Charges Dropped Against Long-term Detainees

Due to pressure from Amnesty International, the U.S. Government was forced to drop charges against long-term detainees at Guantanamo Bay because of lack of evidence of terrorist activities. But due to some quick thinking by the Justice Department officials, they remain in custody facing new charges for loitering.

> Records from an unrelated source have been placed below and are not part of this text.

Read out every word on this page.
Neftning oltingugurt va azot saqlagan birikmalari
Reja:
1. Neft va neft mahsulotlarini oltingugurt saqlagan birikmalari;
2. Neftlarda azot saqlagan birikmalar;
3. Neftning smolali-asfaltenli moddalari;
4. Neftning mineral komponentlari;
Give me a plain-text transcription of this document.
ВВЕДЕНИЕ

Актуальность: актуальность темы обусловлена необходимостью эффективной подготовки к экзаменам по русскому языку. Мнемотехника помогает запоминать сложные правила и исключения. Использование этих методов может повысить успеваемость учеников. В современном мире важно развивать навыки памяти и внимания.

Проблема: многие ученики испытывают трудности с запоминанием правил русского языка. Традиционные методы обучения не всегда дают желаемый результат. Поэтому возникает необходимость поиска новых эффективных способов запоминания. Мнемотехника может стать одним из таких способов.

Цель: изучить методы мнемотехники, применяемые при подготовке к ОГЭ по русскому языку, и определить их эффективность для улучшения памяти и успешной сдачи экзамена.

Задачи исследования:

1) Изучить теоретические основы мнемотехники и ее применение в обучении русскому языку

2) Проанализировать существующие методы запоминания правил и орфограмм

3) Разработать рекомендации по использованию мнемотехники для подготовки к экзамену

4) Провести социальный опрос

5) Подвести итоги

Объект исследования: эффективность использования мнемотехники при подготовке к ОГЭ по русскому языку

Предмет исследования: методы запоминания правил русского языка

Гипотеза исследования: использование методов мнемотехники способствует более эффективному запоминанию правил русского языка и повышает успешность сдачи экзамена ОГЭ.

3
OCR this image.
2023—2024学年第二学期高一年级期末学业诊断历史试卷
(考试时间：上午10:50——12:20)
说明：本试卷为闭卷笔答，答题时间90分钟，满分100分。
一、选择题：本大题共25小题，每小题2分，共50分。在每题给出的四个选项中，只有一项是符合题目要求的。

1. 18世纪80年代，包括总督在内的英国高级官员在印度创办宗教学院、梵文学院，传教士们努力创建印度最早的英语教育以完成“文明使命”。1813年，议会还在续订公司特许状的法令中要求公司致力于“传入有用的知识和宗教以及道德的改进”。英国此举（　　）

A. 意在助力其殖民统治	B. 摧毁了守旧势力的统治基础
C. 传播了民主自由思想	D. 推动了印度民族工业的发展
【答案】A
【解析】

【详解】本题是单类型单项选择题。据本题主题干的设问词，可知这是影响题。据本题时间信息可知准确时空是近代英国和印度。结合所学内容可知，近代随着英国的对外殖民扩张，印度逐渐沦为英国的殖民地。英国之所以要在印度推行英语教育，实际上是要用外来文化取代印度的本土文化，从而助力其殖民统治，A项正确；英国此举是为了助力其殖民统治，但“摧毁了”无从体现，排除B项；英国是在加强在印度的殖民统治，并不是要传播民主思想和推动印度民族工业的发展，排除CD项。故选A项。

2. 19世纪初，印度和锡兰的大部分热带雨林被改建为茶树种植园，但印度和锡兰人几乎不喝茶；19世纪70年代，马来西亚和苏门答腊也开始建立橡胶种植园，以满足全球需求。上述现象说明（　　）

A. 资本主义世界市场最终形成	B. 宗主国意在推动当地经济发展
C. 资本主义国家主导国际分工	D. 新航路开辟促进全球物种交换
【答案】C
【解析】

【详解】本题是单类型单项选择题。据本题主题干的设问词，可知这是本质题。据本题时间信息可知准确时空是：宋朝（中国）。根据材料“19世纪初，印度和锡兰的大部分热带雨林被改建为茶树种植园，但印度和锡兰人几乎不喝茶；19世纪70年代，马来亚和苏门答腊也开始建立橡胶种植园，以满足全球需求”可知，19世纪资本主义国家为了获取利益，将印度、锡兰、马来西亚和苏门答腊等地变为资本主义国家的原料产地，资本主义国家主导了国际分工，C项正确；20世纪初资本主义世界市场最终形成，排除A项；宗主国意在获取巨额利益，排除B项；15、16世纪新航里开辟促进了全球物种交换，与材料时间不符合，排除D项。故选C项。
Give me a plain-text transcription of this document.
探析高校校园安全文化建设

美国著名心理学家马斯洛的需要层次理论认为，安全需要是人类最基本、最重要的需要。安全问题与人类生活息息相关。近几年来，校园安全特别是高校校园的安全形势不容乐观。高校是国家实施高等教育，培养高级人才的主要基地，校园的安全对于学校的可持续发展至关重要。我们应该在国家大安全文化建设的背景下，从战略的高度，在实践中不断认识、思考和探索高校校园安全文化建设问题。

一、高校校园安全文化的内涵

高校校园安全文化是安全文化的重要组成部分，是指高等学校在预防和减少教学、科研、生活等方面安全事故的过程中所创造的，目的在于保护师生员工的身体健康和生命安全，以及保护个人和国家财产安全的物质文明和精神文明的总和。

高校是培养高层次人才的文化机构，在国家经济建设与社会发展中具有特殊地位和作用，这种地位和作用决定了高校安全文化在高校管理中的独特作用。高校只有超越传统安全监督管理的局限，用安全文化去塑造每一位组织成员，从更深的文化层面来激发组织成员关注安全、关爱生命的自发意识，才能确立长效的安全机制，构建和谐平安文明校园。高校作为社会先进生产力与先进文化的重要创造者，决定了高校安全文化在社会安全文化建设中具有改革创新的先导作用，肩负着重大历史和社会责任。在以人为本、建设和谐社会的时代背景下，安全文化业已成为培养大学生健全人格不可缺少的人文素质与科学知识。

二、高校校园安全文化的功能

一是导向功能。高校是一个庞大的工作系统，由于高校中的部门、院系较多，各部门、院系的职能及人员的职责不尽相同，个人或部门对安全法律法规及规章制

Cheney Advises Bush To Torture Terrorists

An anonymous source at the Department of Homeland Security has revealed that Vice-President Dick Cheney tricked President Bush into torturing detainees with a memo saying that they had never been to the beach and would like to go waterboarding at Guantanamo Bay.

Monday, May 9, 2011

Controversy Over Osama's Burial At Sea

It has come to light that Bin Laden was buried at sea because funding for furneral services for terrorists has been slashed from the federal budget. Also, the Navy was going to the Indian Ocean anyway and offered to drop him off.

Sunday, May 8, 2011

How Osama's Courier Was Identified

Osama's hideout may never have been discovered if not for the large brown delivery truck that frequented his compound. The break came when, after extensive surveillance, the CIA was able to determine that the cryptic gold lettering on the sides of the vehicle stood for Us 'r' Pakistani Security.

Wednesday, May 4, 2011

Bin Laden's Last Stand

When pressured by the press to explain the circumstances of Bin Laden's Last Stand, the Whitehouse press secretary said force had been necessary because Bin Laden appeared to be wearing a vest containing a suicide bomb.  Since then, new information has come out that Bin Laden was also wearing a smart sports jacket that did not contain any explosives but was clearly too much for the occasion.

Tuesday, May 3, 2011

Pakistani Officials Deny Knowledge Of Bin Laden Hideout

Pakistani officials deny knowledge of Bin Laden's hideout, saying they thought the massive residential compound was a nursing home for suicide bombers whose unsuccessful attempts have been explained by a clinical psychologist as follows:  "This typically is the oversensitive terrorist who feels unappreciated and whose self-destructive acting-out is merely a cry for help."

Monday, May 2, 2011

Royal Family Needs New Blood

Prior to the wedding, it was noted that the bride was the first commoner to wed into the royal family since the 1700's.. This decision was viewed as absolutely necessary since inbreeding within the ruling class has allegedly resulted in severe birth defects such as "hemophilia." Naturally, conservative members of the British Parliament dispute these findings by insisting that hemophilia is a choice and not a genetic predisposition. Additionally, it is hoped that this decision will put an end to the rash of crank calls coming in nightly to Buckingham Palace, in which an unidentified voice keeps asking, "Is this the Royal Court Trailer Park?"